Friday, November 22, 2013

IPO Activity

BEIJING, Nov. 22, 2013 (GLOBE NEWSWIRE) -- Sungy Mobile Limited (Nasdaq:GOMO) ("Sungy Mobile" or the "Company"), a leading provider of mobile internet products and services globally with a focus on applications and mobile platform development, today announced that it has priced its initial public offering of 7,000,000 American depositary shares ("ADSs"), with each ADS representing six Class A ordinary shares of the Company, at US$11.22 per ADS, with a total offering size of US$78.54 million, assuming the underwriters do not exercise their over-allotment option to purchase additional ADSs. The ADSs will begin trading on the NASDAQ Global Market on November 22, 2013 under the symbol "GOMO."

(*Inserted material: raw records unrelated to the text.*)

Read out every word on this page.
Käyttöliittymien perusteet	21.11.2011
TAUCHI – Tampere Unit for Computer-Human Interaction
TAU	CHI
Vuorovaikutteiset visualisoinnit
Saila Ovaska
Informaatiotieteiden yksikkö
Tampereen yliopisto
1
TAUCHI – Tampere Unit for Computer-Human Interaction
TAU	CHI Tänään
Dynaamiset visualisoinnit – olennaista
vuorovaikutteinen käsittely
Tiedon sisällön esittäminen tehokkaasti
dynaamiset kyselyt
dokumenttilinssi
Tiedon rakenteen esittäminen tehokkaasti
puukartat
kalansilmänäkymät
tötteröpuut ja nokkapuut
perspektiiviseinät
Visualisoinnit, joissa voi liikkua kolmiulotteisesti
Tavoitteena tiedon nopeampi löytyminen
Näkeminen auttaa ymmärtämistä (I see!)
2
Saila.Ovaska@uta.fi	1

As part of the initial public offering, the Company has granted the underwriters an option, exercisable within 30 days from the date of the final prospectus, to purchase up to an additional 1,050,000 ADSs at the initial public offering price to cover over-allotments, if any.

Credit Suisse Securities (USA) LLC and J.P. Morgan Securities LLC acted as the joint bookrunners, and China Renaissance Securities (Hong Kong) Limited and Oppenheimer & Co. Inc. acted as the co-managers for the initial public offering.

Sungy Mobile's registration statement relating to the initial public offering has been filed with, and declared effective by, the United States Securities and Exchange Commission. This press release does not constitute an offer to sell or a solicitation of an offer to buy any securities, nor shall there be any sale of these securities, in any state or other jurisdiction in which such an offer, solicitation or sale would be unlawful prior to registration or qualification under the securities laws of any such state or jurisdiction.

The offering of the securities is made only by means of a prospectus forming a part of the effective registration statement. A copy of the prospectus relating to the initial public offering may be obtained by contacting Credit Suisse Securities (USA) LLC, Attn: Prospectus Department, One Madison Avenue, New York, NY 10010, United States, or by calling 1-800-221-1037; or J.P. Morgan Securities LLC, c/o Broadridge Financial Solutions, 1155 Long Island Avenue, Edgewood, New York 11717, United States, or by calling +1-866-803-9204.